De Nieves currently works from a studio in Brooklyn, where he prepared for his first museum solo show, at the Cleveland Museum of Art, on view through April 28. The centerpiece is Day(Ves) of Wonder (2007–14), a three-foot-tall, bead-encrusted dancing figure in platform boots that took him seven years to make. Ten new “characters” crafted from found vintage party dresses surround the figure in a dramatic, quasi-ritualistic display.
De Nieves moved to the U.S. when he was a child and cites local Mexican artisans as a big inspiration. “I saw how these artists worked with beads or clay or straw, giving them a new form of shine and turning them into something completely different and beautiful,” he says.
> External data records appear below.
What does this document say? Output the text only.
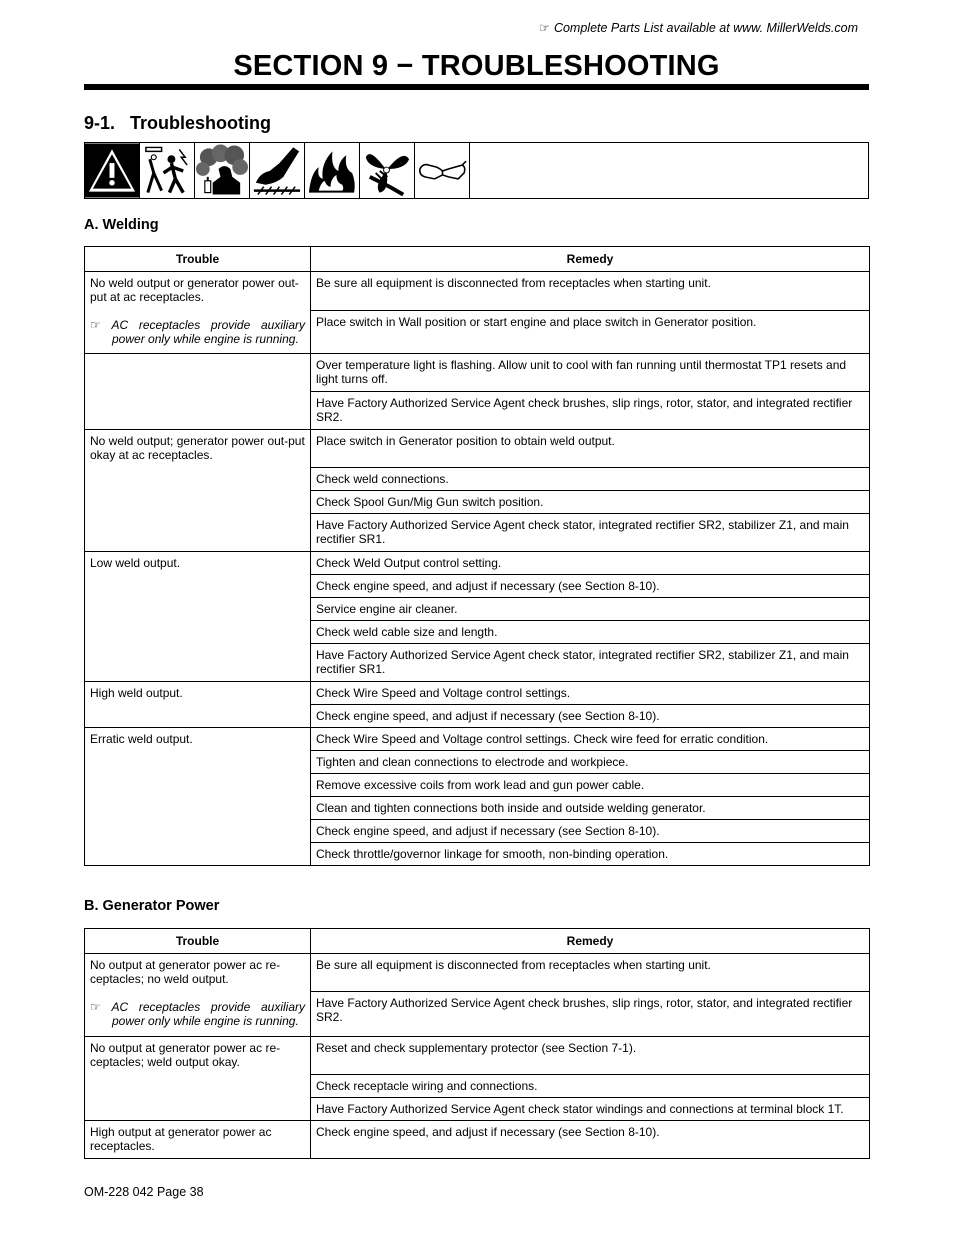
☞ Complete Parts List available at www. MillerWelds.com
SECTION 9 − TROUBLESHOOTING
9-1. Troubleshooting
A. Welding
Trouble	Remedy

No weld output or generator power out-put at ac receptacles.
☞ AC receptacles provide auxiliary power only while engine is running.	Be sure all equipment is disconnected from receptacles when starting unit.
	Place switch in Wall position or start engine and place switch in Generator position.
	Over temperature light is flashing. Allow unit to cool with fan running until thermostat TP1 resets and light turns off.
	Have Factory Authorized Service Agent check brushes, slip rings, rotor, stator, and integrated rectifier SR2.
No weld output; generator power out-put okay at ac receptacles.	Place switch in Generator position to obtain weld output.
	Check weld connections.
	Check Spool Gun/Mig Gun switch position.
	Have Factory Authorized Service Agent check stator, integrated rectifier SR2, stabilizer Z1, and main rectifier SR1.
Low weld output.	Check Weld Output control setting.
	Check engine speed, and adjust if necessary (see Section 8-10).
	Service engine air cleaner.
	Check weld cable size and length.
	Have Factory Authorized Service Agent check stator, integrated rectifier SR2, stabilizer Z1, and main rectifier SR1.
High weld output.	Check Wire Speed and Voltage control settings.
	Check engine speed, and adjust if necessary (see Section 8-10).
Erratic weld output.	Check Wire Speed and Voltage control settings. Check wire feed for erratic condition.
	Tighten and clean connections to electrode and workpiece.
	Remove excessive coils from work lead and gun power cable.
	Clean and tighten connections both inside and outside welding generator.
	Check engine speed, and adjust if necessary (see Section 8-10).
	Check throttle/governor linkage for smooth, non-binding operation.
B. Generator Power
Trouble	Remedy

No output at generator power ac re-ceptacles; no weld output.
☞ AC receptacles provide auxiliary power only while engine is running.	Be sure all equipment is disconnected from receptacles when starting unit.
	Have Factory Authorized Service Agent check brushes, slip rings, rotor, stator, and integrated rectifier SR2.
No output at generator power ac re-ceptacles; weld output okay.	Reset and check supplementary protector (see Section 7-1).
	Check receptacle wiring and connections.
	Have Factory Authorized Service Agent check stator windings and connections at terminal block 1T.
High output at generator power ac receptacles.	Check engine speed, and adjust if necessary (see Section 8-10).
OM-228 042 Page 38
His first big break was the 2017 Whitney Biennial, for which he created a 50-foot, floor-to-ceiling “stained glass” installation made of just paper and tape.
Most recently, he created one of the most talked-about works at Art Basel in Miami Beach: a life-size carousel called When I Look in to Your Eyes I See the Sun, assembled in collaboration with Bulgari and Art Production Fund and inspired by the mythical figure of the snake in the luxury brand’s Serpenti jewelry collection. “I think art and fashion both have a magical ability to empower and transform,” he says. “In the end, it’s all about personal love.”